De heer Bloem over „krank in den levenswortel”

De Reformatie. Weekblad tot ontwikkeling van het Gereformeerde leven

13e jaargang, onder redactie van K. Schilder, C. Tazelaar en J. Waterink,
Goes (Oosterbaan & Le Cointre) 1932-1933
49,365 (8 september 1933)

a



Ds H. Knoop schrijft in „Delfsh. Kb.” nog iets over het referaat van den Chr. Geref. heer Bloem, wiens merkwaardige uitlatingen reeds eerder hier ter sprake kwamen. We lezen:

Waarom aan de pers werd medegedeeld, dat de heer Bloem 12 en niet 13 stellingen verdedigd heeft, is mij een raadsel. Heeft men misschien een bepaalde reden gehad aan de pers niet alle stellingen mede te deelen, maar alleen wat in die pers de „belangrijkste” genoemd werden? En zoo dit inderdaad het geval is, was die reden gelegen in de vrees, dat eigenlijk die stellingen het daglicht niet verdragen konden? Het heeft er wel den schijn van. Ik neem b.v. STELLING 7. Zij luidt: De afscheiding is door velen bestreden en veroordeeld. Dr A. Kuyper Sr noemde haar duidelijk: „krank in den levenswortel”.
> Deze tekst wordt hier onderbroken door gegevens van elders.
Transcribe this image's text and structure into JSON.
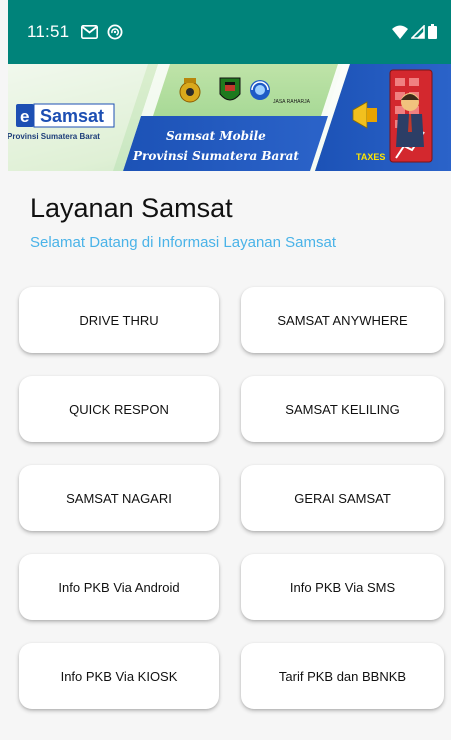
{
  "status_bar": {
    "time": "11:51"
  },
  "banner": {
    "brand_prefix": "e",
    "brand_name": "Samsat",
    "brand_region": "Provinsi Sumatera Barat",
    "app_name_line1": "Samsat Mobile",
    "app_name_line2": "Provinsi Sumatera Barat",
    "partner_label": "JASA RAHARJA",
    "taxes_label": "TAXES"
  },
  "header": {
    "title": "Layanan Samsat",
    "subtitle": "Selamat Datang di Informasi Layanan Samsat"
  },
  "services": [
    {
      "label": "DRIVE THRU"
    },
    {
      "label": "SAMSAT ANYWHERE"
    },
    {
      "label": "QUICK RESPON"
    },
    {
      "label": "SAMSAT KELILING"
    },
    {
      "label": "SAMSAT NAGARI"
    },
    {
      "label": "GERAI SAMSAT"
    },
    {
      "label": "Info PKB Via Android"
    },
    {
      "label": "Info PKB Via SMS"
    },
    {
      "label": "Info PKB Via KIOSK"
    },
    {
      "label": "Tarif PKB dan BBNKB"
    }
  ],
  "colors": {
    "status_bar": "#00837a",
    "subtitle": "#4ab3e8",
    "banner_blue": "#1f54b8",
    "background": "#f6f6f6"
  }
}
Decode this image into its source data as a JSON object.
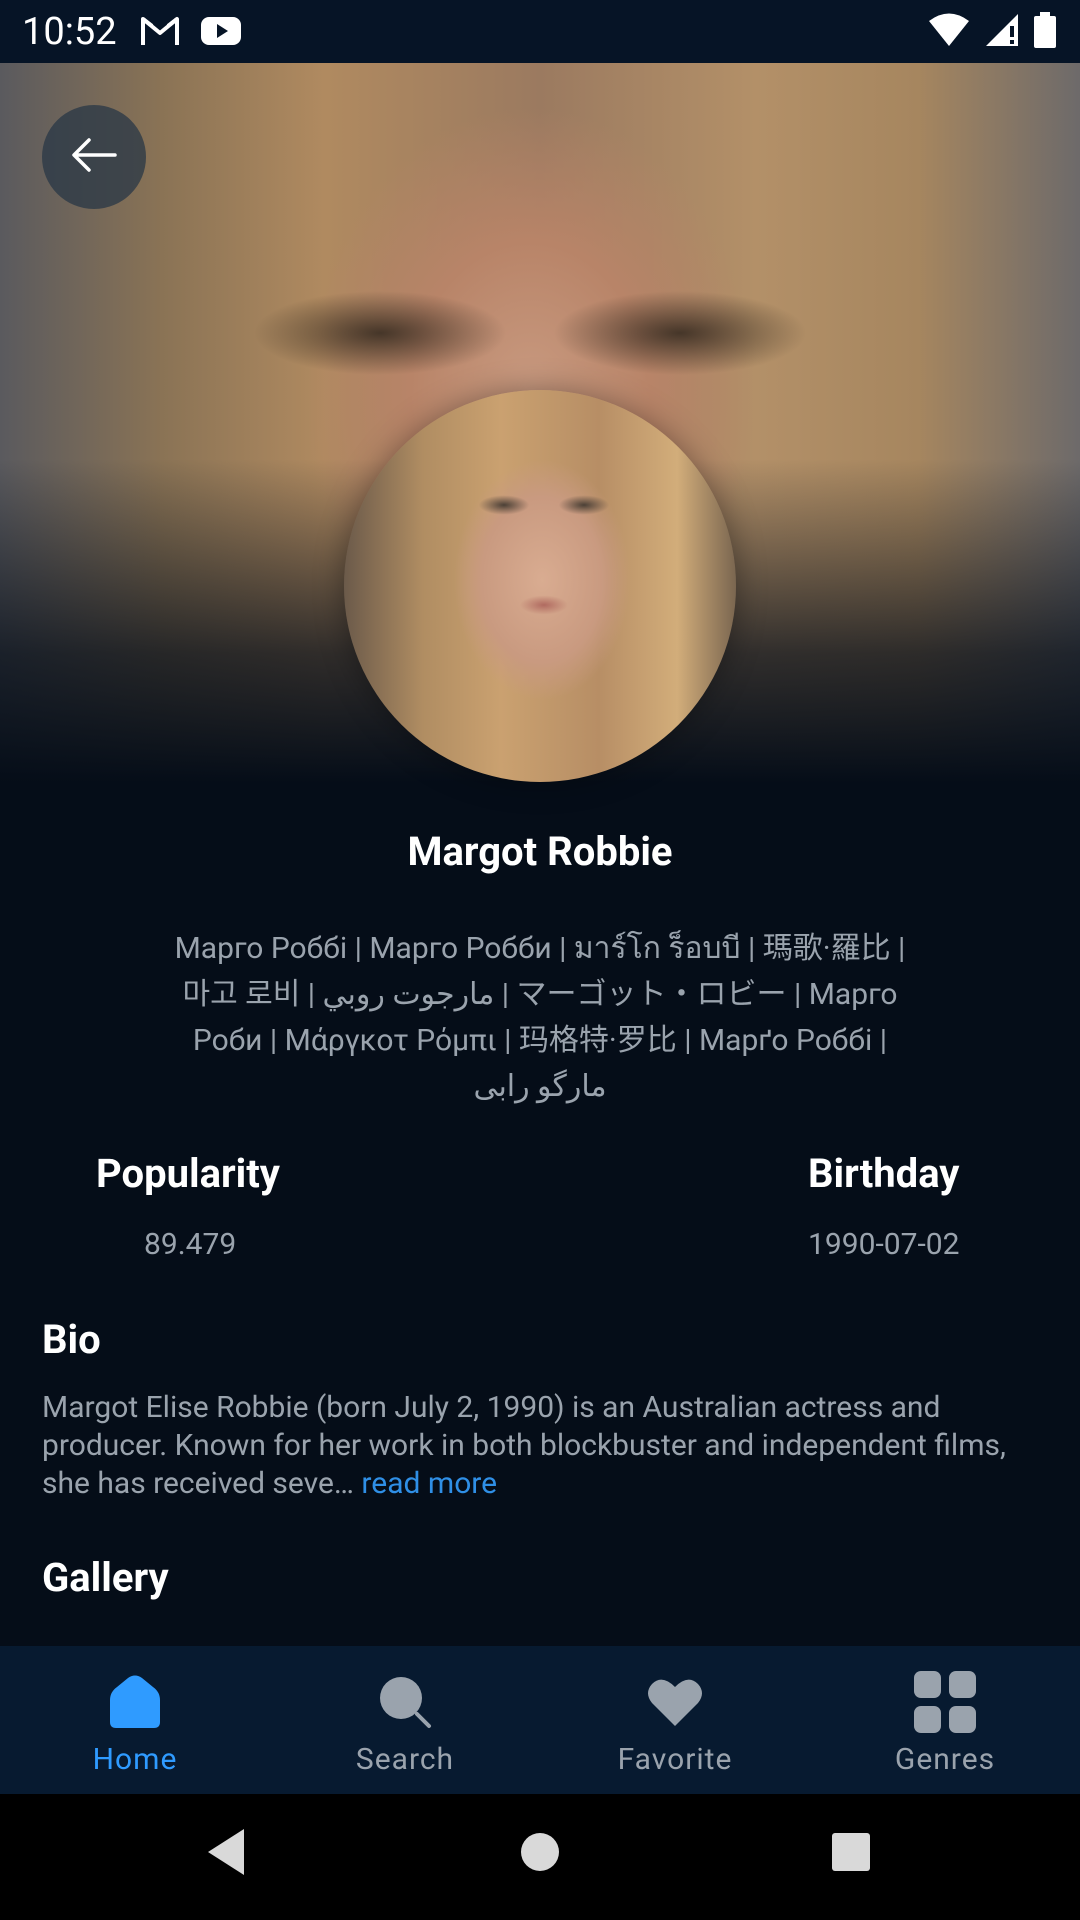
{
  "status_bar": {
    "time": "10:52",
    "left_icons": [
      "gmail-icon",
      "youtube-icon"
    ],
    "right_icons": [
      "wifi-icon",
      "signal-icon",
      "battery-icon"
    ]
  },
  "header": {
    "back_icon": "arrow-left-icon"
  },
  "person": {
    "name": "Margot Robbie",
    "also_known_as": "Марго Роббі | Марго Робби | มาร์โก ร็อบบี | 瑪歌·羅比 | 마고 로비 | مارجوت روبي | マーゴット・ロビー | Марго Роби | Μάργκοτ Ρόμπι | 玛格特·罗比 | Марґо Роббі | مارگو رابی"
  },
  "stats": {
    "popularity_label": "Popularity",
    "popularity_value": "89.479",
    "birthday_label": "Birthday",
    "birthday_value": "1990-07-02"
  },
  "bio": {
    "title": "Bio",
    "text": "Margot Elise Robbie (born July 2, 1990) is an Australian actress and producer. Known for her work in both blockbuster and independent films, she has received seve…",
    "read_more": "read more"
  },
  "gallery": {
    "title": "Gallery"
  },
  "bottom_nav": {
    "items": [
      {
        "label": "Home",
        "icon": "home-icon",
        "active": true
      },
      {
        "label": "Search",
        "icon": "search-icon",
        "active": false
      },
      {
        "label": "Favorite",
        "icon": "heart-icon",
        "active": false
      },
      {
        "label": "Genres",
        "icon": "grid-icon",
        "active": false
      }
    ]
  },
  "colors": {
    "background": "#050d18",
    "nav_background": "#071a30",
    "accent": "#2f9bff",
    "muted_text": "#9aa3ad"
  }
}
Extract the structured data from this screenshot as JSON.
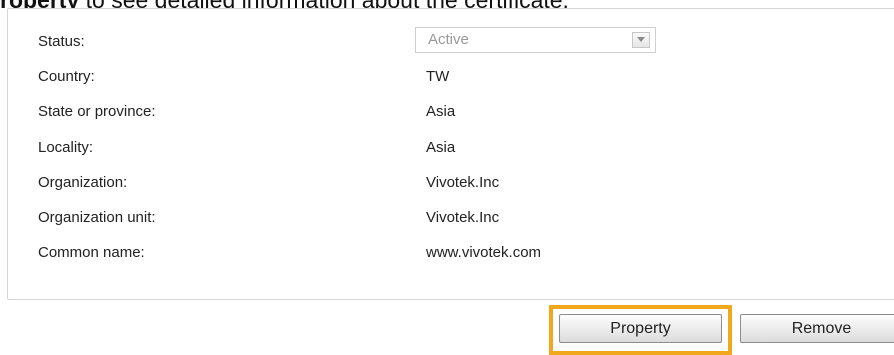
{
  "caption": {
    "bold": "roperty",
    "rest": " to see detailed information about the certificate."
  },
  "form": {
    "rows": [
      {
        "label": "Status:",
        "value": "Active"
      },
      {
        "label": "Country:",
        "value": "TW"
      },
      {
        "label": "State or province:",
        "value": "Asia"
      },
      {
        "label": "Locality:",
        "value": "Asia"
      },
      {
        "label": "Organization:",
        "value": "Vivotek.Inc"
      },
      {
        "label": "Organization unit:",
        "value": "Vivotek.Inc"
      },
      {
        "label": "Common name:",
        "value": "www.vivotek.com"
      }
    ]
  },
  "buttons": {
    "property": "Property",
    "remove": "Remove"
  },
  "colors": {
    "highlight": "#f2a81d",
    "border": "#d6d6d6"
  },
  "icons": {
    "status_dropdown": "chevron-down-icon"
  }
}
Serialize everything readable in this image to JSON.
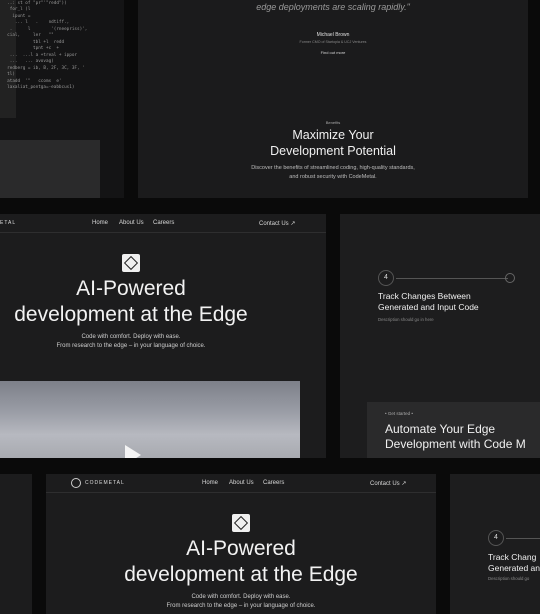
{
  "top_left": {
    "code_lines": [
      "        \"bidi\", \"fp\", \"cp\", \"redd",
      "  ..: st of \"pr\"'\"redd\"))",
      "   for_l (l",
      "    ipunt =",
      "     ... l   .    ndtiff.,",
      "   .      l        '(rneepriss)',",
      "  cial,     ler   \"\"",
      "            tbl +l  redd",
      "            tpnt +c  +",
      "   ...  ...l a +treal + ippor",
      "   ...   ... avovag)",
      "",
      "  redberg = ib, B, 2F, 3C, 3F, '",
      "  tl)",
      "  atadd  '\"   ccoms  e'",
      "  laxaliat_pontga=-eabbcus1)"
    ]
  },
  "testimonial": {
    "quote": "edge deployments are scaling rapidly.\"",
    "author": "Michael Brown",
    "role": "Former CMO of Startopia & UCJ Ventures",
    "link": "Find out more"
  },
  "benefits": {
    "eyebrow": "Benefits",
    "title_line1": "Maximize Your",
    "title_line2": "Development Potential",
    "desc_line1": "Discover the benefits of streamlined coding, high-quality standards,",
    "desc_line2": "and robust security with CodeMetal."
  },
  "hero": {
    "brand_fragment": "ETAL",
    "nav": [
      "Home",
      "About Us",
      "Careers"
    ],
    "contact": "Contact Us ↗",
    "title_line1": "AI-Powered",
    "title_line2": "development at the Edge",
    "sub_line1": "Code with comfort. Deploy with ease.",
    "sub_line2": "From research to the edge – in your language of choice."
  },
  "track": {
    "step": "4",
    "title_line1": "Track Changes Between",
    "title_line2": "Generated and Input Code",
    "desc": "Description should go in here",
    "cta_eyebrow": "• Get started •",
    "cta_line1": "Automate Your Edge",
    "cta_line2": "Development with Code M"
  },
  "bottom": {
    "brand": "CODEMETAL",
    "nav": [
      "Home",
      "About Us",
      "Careers"
    ],
    "contact": "Contact Us ↗",
    "title_line1": "AI-Powered",
    "title_line2": "development at the Edge",
    "sub_line1": "Code with comfort. Deploy with ease.",
    "sub_line2": "From research to the edge – in your language of choice."
  },
  "bottom_right": {
    "step": "4",
    "title_line1": "Track Chang",
    "title_line2": "Generated an",
    "desc": "Description should go"
  }
}
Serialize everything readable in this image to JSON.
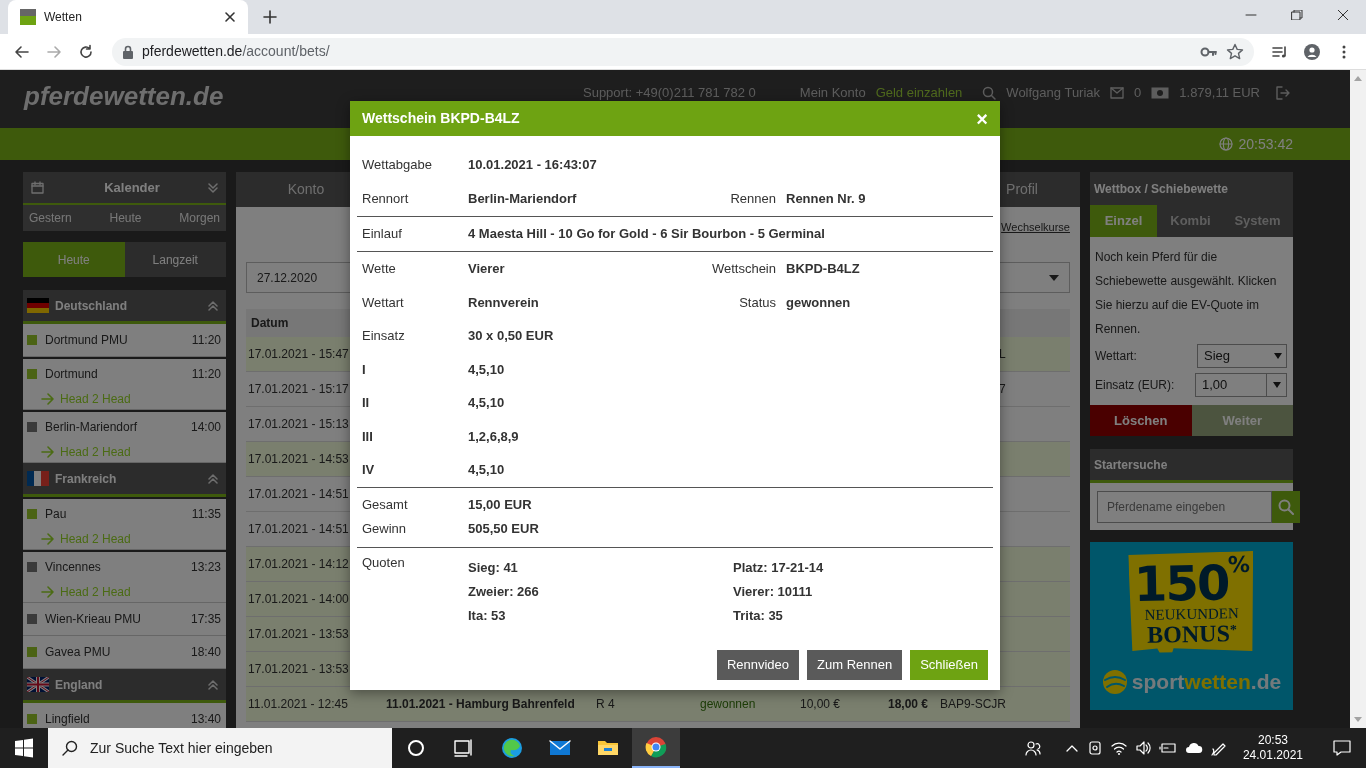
{
  "browser": {
    "tab_title": "Wetten",
    "url_host": "pferdewetten.de",
    "url_path": "/account/bets/"
  },
  "site_header": {
    "logo": "pferdewetten.de",
    "support": "Support: +49(0)211 781 782 0",
    "account_link": "Mein Konto",
    "deposit_link": "Geld einzahlen",
    "user": "Wolfgang Turiak",
    "messages": "0",
    "balance": "1.879,11 EUR",
    "clock": "20:53:42"
  },
  "calendar": {
    "title": "Kalender",
    "expanded": false,
    "days": [
      "Gestern",
      "Heute",
      "Morgen"
    ],
    "tabs": [
      {
        "label": "Heute",
        "selected": true
      },
      {
        "label": "Langzeit",
        "selected": false
      }
    ]
  },
  "countries": [
    {
      "name": "Deutschland",
      "kind": "de",
      "expanded": true,
      "races": [
        {
          "name": "Dortmund PMU",
          "time": "11:20",
          "color": "#4b6314"
        },
        {
          "name": "Dortmund",
          "time": "11:20",
          "color": "#4b6314",
          "link": "Head 2 Head"
        },
        {
          "name": "Berlin-Mariendorf",
          "time": "14:00",
          "color": "#3a3a3a",
          "link": "Head 2 Head"
        }
      ]
    },
    {
      "name": "Frankreich",
      "kind": "fr",
      "expanded": true,
      "races": [
        {
          "name": "Pau",
          "time": "11:35",
          "color": "#4b6314",
          "link": "Head 2 Head"
        },
        {
          "name": "Vincennes",
          "time": "13:23",
          "color": "#3a3a3a",
          "link": "Head 2 Head"
        },
        {
          "name": "Wien-Krieau PMU",
          "time": "17:35",
          "color": "#3a3a3a"
        },
        {
          "name": "Gavea PMU",
          "time": "18:40",
          "color": "#4b6314"
        }
      ]
    },
    {
      "name": "England",
      "kind": "gb",
      "expanded": true,
      "races": [
        {
          "name": "Lingfield",
          "time": "13:40",
          "color": "#4b6314"
        }
      ]
    }
  ],
  "account": {
    "tabs": [
      {
        "label": "Konto",
        "selected": false
      },
      {
        "label": "Profil",
        "selected": false
      }
    ],
    "rate_link": "Wechselkurse",
    "date_from": "27.12.2020",
    "table": {
      "columns": [
        "Datum"
      ],
      "rows": [
        {
          "cells": [
            "17.01.2021 - 15:47"
          ],
          "tail": "L",
          "highlight": true
        },
        {
          "cells": [
            "17.01.2021 - 15:17"
          ],
          "tail": "7",
          "highlight": false
        },
        {
          "cells": [
            "17.01.2021 - 15:13"
          ],
          "highlight": false
        },
        {
          "cells": [
            "17.01.2021 - 14:53"
          ],
          "highlight": true
        },
        {
          "cells": [
            "17.01.2021 - 14:51"
          ],
          "highlight": false
        },
        {
          "cells": [
            "17.01.2021 - 14:51"
          ],
          "highlight": false
        },
        {
          "cells": [
            "17.01.2021 - 14:12"
          ],
          "highlight": true
        },
        {
          "cells": [
            "17.01.2021 - 14:00"
          ],
          "highlight": true
        },
        {
          "cells": [
            "17.01.2021 - 13:53"
          ],
          "highlight": true
        },
        {
          "cells": [
            "17.01.2021 - 13:53"
          ],
          "highlight": true
        },
        {
          "cells": [
            "11.01.2021 - 12:45",
            "11.01.2021 - Hamburg Bahrenfeld",
            "R 4",
            "gewonnen",
            "10,00 €",
            "18,00 €",
            "BAP9-SCJR"
          ],
          "highlight": true
        }
      ]
    }
  },
  "wettbox": {
    "title": "Wettbox / Schiebewette",
    "tabs": [
      {
        "label": "Einzel",
        "selected": true
      },
      {
        "label": "Kombi",
        "selected": false
      },
      {
        "label": "System",
        "selected": false
      }
    ],
    "message": "Noch kein Pferd für die Schiebewette ausgewählt. Klicken Sie hierzu auf die EV-Quote im Rennen.",
    "bet_type_label": "Wettart:",
    "bet_type": "Sieg",
    "stake_label": "Einsatz (EUR):",
    "stake": "1,00",
    "buttons": [
      {
        "label": "Löschen",
        "kind": "danger"
      },
      {
        "label": "Weiter",
        "kind": "muted"
      }
    ]
  },
  "starter_search": {
    "title": "Startersuche",
    "placeholder": "Pferdename eingeben"
  },
  "ad": {
    "percent": "150$^{%}$",
    "line1": "NEUKUNDEN",
    "line2": "BONUS$^{*}$",
    "brand": [
      "sport",
      "wetten",
      ".de"
    ]
  },
  "bet_slip": {
    "title": "Wettschein BKPD-B4LZ",
    "close": "×",
    "sections": [
      {
        "kind": "detail",
        "rows": [
          {
            "kind": "field",
            "label": "Wettabgabe",
            "value": "10.01.2021 - 16:43:07"
          },
          {
            "kind": "field",
            "label": "Rennort",
            "value": "Berlin-Mariendorf",
            "label_2": "Rennen",
            "value_2": "Rennen Nr. 9"
          }
        ]
      },
      {
        "kind": "detail",
        "rows": [
          {
            "kind": "field",
            "label": "Einlauf",
            "value": "4 Maesta Hill - 10 Go for Gold - 6 Sir Bourbon - 5 Germinal"
          }
        ]
      },
      {
        "kind": "legs",
        "rows": [
          {
            "kind": "field",
            "label": "Wette",
            "value": "Vierer",
            "label_2": "Wettschein",
            "value_2": "BKPD-B4LZ"
          },
          {
            "kind": "field",
            "label": "Wettart",
            "value": "Rennverein",
            "label_2": "Status",
            "value_2": "gewonnen"
          },
          {
            "kind": "field",
            "label": "Einsatz",
            "value": "30 x 0,50 EUR"
          },
          {
            "kind": "position",
            "label": "I",
            "value": "4,5,10"
          },
          {
            "kind": "position",
            "label": "II",
            "value": "4,5,10"
          },
          {
            "kind": "position",
            "label": "III",
            "value": "1,2,6,8,9"
          },
          {
            "kind": "position",
            "label": "IV",
            "value": "4,5,10"
          }
        ]
      },
      {
        "kind": "totals",
        "rows": [
          {
            "kind": "field",
            "label": "Gesamt",
            "value": "15,00 EUR"
          },
          {
            "kind": "field",
            "label": "Gewinn",
            "value": "505,50 EUR"
          }
        ]
      },
      {
        "kind": "odds",
        "label": "Quoten",
        "odds": [
          [
            "Sieg: 41",
            "Platz: 17-21-14"
          ],
          [
            "Zweier: 266",
            "Vierer: 10111"
          ],
          [
            "Ita: 53",
            "Trita: 35"
          ]
        ]
      }
    ],
    "buttons": [
      {
        "label": "Rennvideo",
        "kind": "secondary"
      },
      {
        "label": "Zum Rennen",
        "kind": "secondary"
      },
      {
        "label": "Schließen",
        "kind": "primary"
      }
    ]
  },
  "taskbar": {
    "search_placeholder": "Zur Suche Text hier eingeben",
    "time": "20:53",
    "date": "24.01.2021"
  }
}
Het venijn zit hier in de staart. Want zooals het hier geformuleerd is, is het een leugen. Men staat toch wel heel zwak als men zijn gescheiden-willen-blijven van hen, die dezelfde belijdenis hebben en die op vereeniging telkens hebben aangedrongen, met wie men ook op grond van het Woord des Heeren een zijn moet, niet anders meer verdedigen kan dan met wat met de waarheid in strijd is. En dat is stelling 7. Zij is een pertinente onwaarheid.

Er volgt dan een verwijzing naar het prachtige artikel, dat Dr Kraan over deze zaak in ons blad schreef (23 Juni j.l.) b.


K. S.




a. Niet eerder opnieuw gepubliceerd.

b. Vgl. E.D. Kraan, ‘De Vereeniging van 1892’ IV (De bronnen. A.), De Reformatie 13 (1932v) 38,303-304 (23 juni 1933).